Auto Bosch kann wichtiges Teil nicht liefern

Auch die BMW-Produktion in China leidet unter Boschs Lieferproblemen.
Auch die BMW-Produktion in China leidet unter Boschs Lieferproblemen. © Foto: BMW
München/Stuttgart / dpa 30.05.2017

Der Autozulieferer Bosch hat Lieferprobleme bei einem Bauteil für BMW und sorgt damit für massive Produktionsausfälle in München, Leipzig und China. Wann der Engpass behoben wird, ist völlig offen. Einkaufsvorstand Markus Duesmann sagte am Montag in München: „Unser Lieferant Bosch ist zurzeit nicht in der Lage, uns mit einer ausreichenden Zahl von Lenkgetrieben für die BMW 1er, 2er, 3er und 4er Reihe zu beliefern.“

In München, Leipzig und im Werk Tiexi im chinesischen Shen­yang sei die Fertigung deshalb stark eingeschränkt. In Rosslyn in Südafrika seien eigentlich erst für Herbst geplante Wartungsarbeiten vorgezogen worden. „Wir gehen davon aus, dass Bosch als der verantwortliche Lieferant für den uns entstandenen Schaden einstehen wird“, sagte Duesmann.

Bosch teilte mit, man beziehe ein wesentliches Bauteil für die Lenkung von einem Zulieferer in Italien. „Bei diesem Zulieferer kommt es derzeit zu Lieferproblemen.

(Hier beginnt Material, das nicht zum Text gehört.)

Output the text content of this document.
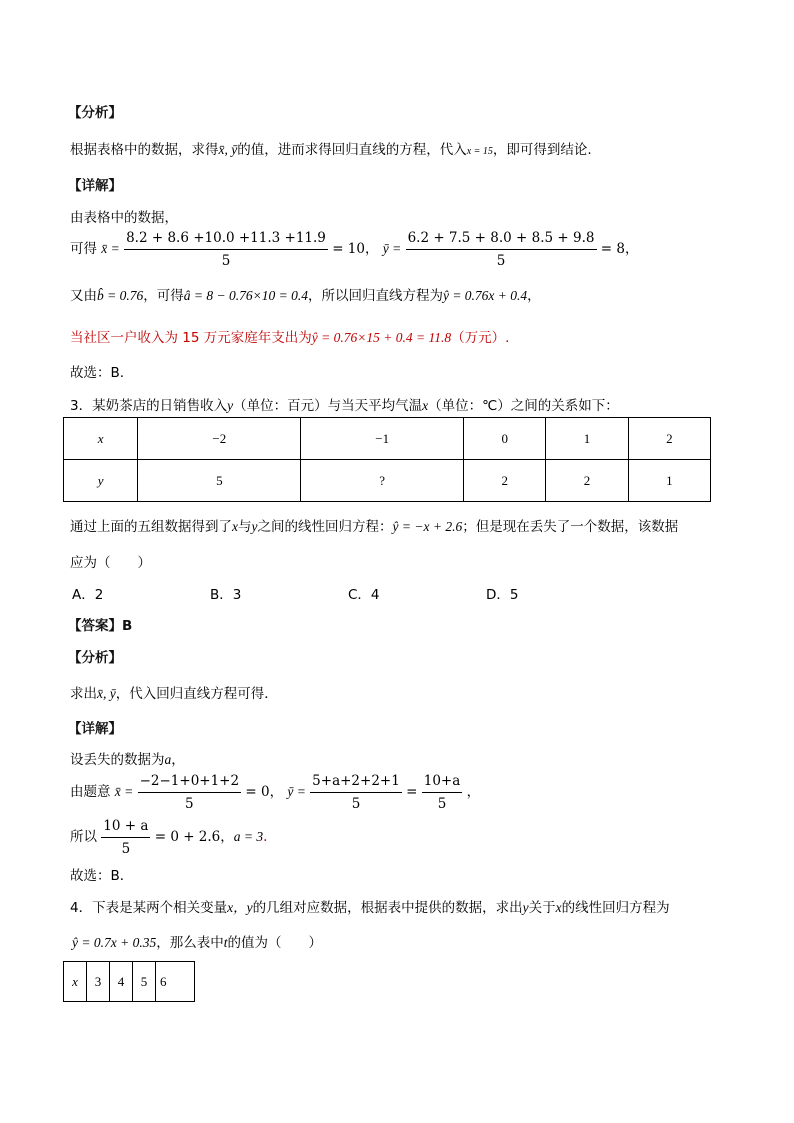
【分析】
根据表格中的数据，求得x̄, ȳ的值，进而求得回归直线的方程，代入x = 15，即可得到结论.
【详解】
由表格中的数据，
可得 x̄ = $\frac{8.2 + 8.6 +10.0 +11.3 +11.9}{5} = 10$， ȳ = $\frac{6.2 + 7.5 + 8.0 + 8.5 + 9.8}{5} = 8$，
又由b̂ = 0.76，可得â = 8 − 0.76×10 = 0.4，所以回归直线方程为ŷ = 0.76x + 0.4，
当社区一户收入为 15 万元家庭年支出为ŷ = 0.76×15 + 0.4 = 11.8（万元）.
故选：B.
3．某奶茶店的日销售收入y（单位：百元）与当天平均气温x（单位：℃）之间的关系如下：
x	−2	−1	0	1	2
y	5	?	2	2	1
通过上面的五组数据得到了x与y之间的线性回归方程：ŷ = −x + 2.6；但是现在丢失了一个数据，该数据
应为（　　）
A．2	B．3	C．4	D．5
【答案】B
【分析】
求出x̄, ȳ，代入回归直线方程可得．
【详解】
设丢失的数据为a，
由题意 x̄ = $\frac{-2-1+0+1+2}{5} = 0$， ȳ = $\frac{5+a+2+2+1}{5} = \frac{10+a}{5}$ ，
所以 $\frac{10 + a}{5} = 0 + 2.6$，a = 3.
故选：B．
4．下表是某两个相关变量x，y的几组对应数据，根据表中提供的数据，求出y关于x的线性回归方程为
ŷ = 0.7x + 0.35，那么表中t的值为（　　）
x	3	4	5	6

Bosch arbeitet mit Hochdruck gemeinsam mit BMW und unserem Zulieferer daran, um die Lieferengpässe schnellstmöglich zu beenden und die Auswirkungen so gering wie möglich zu halten.“ Zu den Verzögerungen sei es in der vergangenen Woche gekommen. Normalerweise funktioniere die punktgenaue so genannte Just-in-Time-Produktion sehr gut. Warum es derzeit Probleme gebe, wollte die Sprecherin nicht beantworten.

Wegen des Engpasses seien bislang mehrere Tausend BMW-Fahrzeuge nicht wie geplant gebaut worden. Ein Großteil davon lasse sich jedoch nachholen, sagte ein BMW-Sprecher. Noch hoffe man, dass Kunden nicht länger auf bestellte Autos warten müssen.

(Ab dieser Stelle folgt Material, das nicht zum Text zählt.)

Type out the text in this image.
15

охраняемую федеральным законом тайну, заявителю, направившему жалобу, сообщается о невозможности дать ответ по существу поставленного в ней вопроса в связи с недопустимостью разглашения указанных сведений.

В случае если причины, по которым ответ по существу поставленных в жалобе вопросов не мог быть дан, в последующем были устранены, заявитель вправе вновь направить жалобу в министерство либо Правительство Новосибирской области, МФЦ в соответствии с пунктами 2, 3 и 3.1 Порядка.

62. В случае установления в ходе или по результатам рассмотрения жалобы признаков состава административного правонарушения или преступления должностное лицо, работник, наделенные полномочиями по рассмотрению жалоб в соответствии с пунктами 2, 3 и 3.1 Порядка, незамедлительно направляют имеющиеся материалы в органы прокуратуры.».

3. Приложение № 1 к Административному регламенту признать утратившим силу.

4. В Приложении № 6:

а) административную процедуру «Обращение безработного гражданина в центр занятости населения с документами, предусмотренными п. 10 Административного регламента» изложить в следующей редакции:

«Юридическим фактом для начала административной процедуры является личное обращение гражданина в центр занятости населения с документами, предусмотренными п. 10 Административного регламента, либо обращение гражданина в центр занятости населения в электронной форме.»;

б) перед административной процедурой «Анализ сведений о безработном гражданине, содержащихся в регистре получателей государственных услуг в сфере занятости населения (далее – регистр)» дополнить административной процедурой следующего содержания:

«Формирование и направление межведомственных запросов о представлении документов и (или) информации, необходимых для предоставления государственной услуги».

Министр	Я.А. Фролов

Es fehle ein Gussgehäuse für das Lenkgetriebe der 1er, 2er, 3er und 4er Reihe. BMW produziere noch mit vorrätigen Teilen, etwa aus Lagern von Autohäusern, und mit Ersatzlieferungen von anderen Herstellern, aber das reiche bei weitem nicht aus. In München sei der Engpass seit vergangenem Dienstag, in Leipzig seit Freitag, in Tiexi seit Montag akut. Die Mitarbeiter nutzten nun Gleitzeit und Arbeitszeitkonten, nähmen Urlaubstage oder zögen Wartungsarbeiten vor.

Der Fall zeigt einmal mehr, wie abhängig Autokonzerne und Zulieferer heutzutage voneinander sind. Duesmann sagte, die meisten Teile würden just in time für das jeweilige Fahrzeug auf dem Fließband bereitgestellt. Deshalb könne auch ein fehlendes Kleinteil die Wertschöpfungskette unterbrechen – bis hin nach China.

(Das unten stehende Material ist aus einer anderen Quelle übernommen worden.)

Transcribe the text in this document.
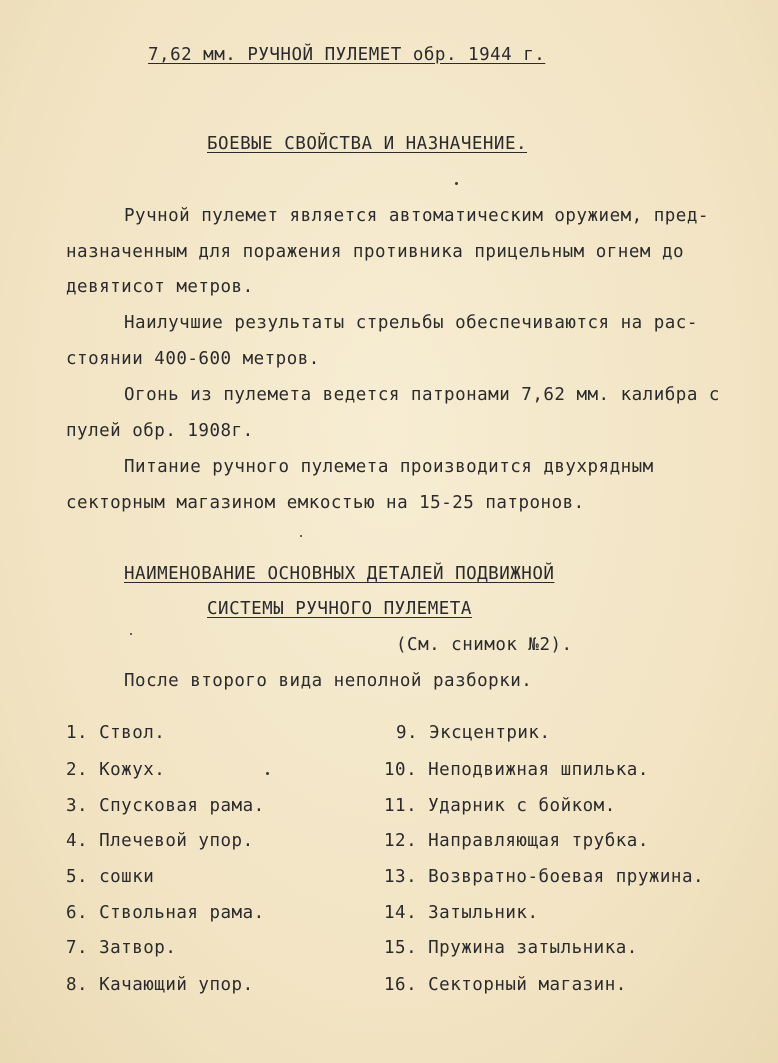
7,62 мм. РУЧНОЙ ПУЛЕМЕТ обр. 1944 г.
БОЕВЫЕ СВОЙСТВА И НАЗНАЧЕНИЕ.
Ручной пулемет является автоматическим оружием, пред-
назначенным для поражения противника прицельным огнем до
девятисот метров.
Наилучшие результаты стрельбы обеспечиваются на рас-
стоянии 400-600 метров.
Огонь из пулемета ведется патронами 7,62 мм. калибра с
пулей обр. 1908г.
Питание ручного пулемета производится двухрядным
секторным магазином емкостью на 15-25 патронов.
НАИМЕНОВАНИЕ ОСНОВНЫХ ДЕТАЛЕЙ ПОДВИЖНОЙ
СИСТЕМЫ РУЧНОГО ПУЛЕМЕТА
(См. снимок №2).
После второго вида неполной разборки.
1. Ствол.
2. Кожух.
3. Спусковая рама.
4. Плечевой упор.
5. сошки
6. Ствольная рама.
7. Затвор.
8. Качающий упор.
9. Эксцентрик.
10. Неподвижная шпилька.
11. Ударник с бойком.
12. Направляющая трубка.
13. Возвратно-боевая пружина.
14. Затыльник.
15. Пружина затыльника.
16. Секторный магазин.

Christian Vietmeyer vom Verband der Zulieferindustrie sagte: „Nach dem Lieferstopp von Prevent im Streit mit VW wurde über die Abhängigkeit von einem einzigen Zulieferer diskutiert – wie sich das Risiko verringern lässt.“ Weil Teile für den Golf und den Passat im vergangenen August tagelang fehlten, sahen sich damals 18.000 VW-Arbeiter sogar von Kurzarbeit bedroht. Bei sehr hoch entwickelten, komplexen Teilen arbeiteten Autokonzerne mitunter mit nur einem Zulieferer zusammen, sagte Vietmeyer. 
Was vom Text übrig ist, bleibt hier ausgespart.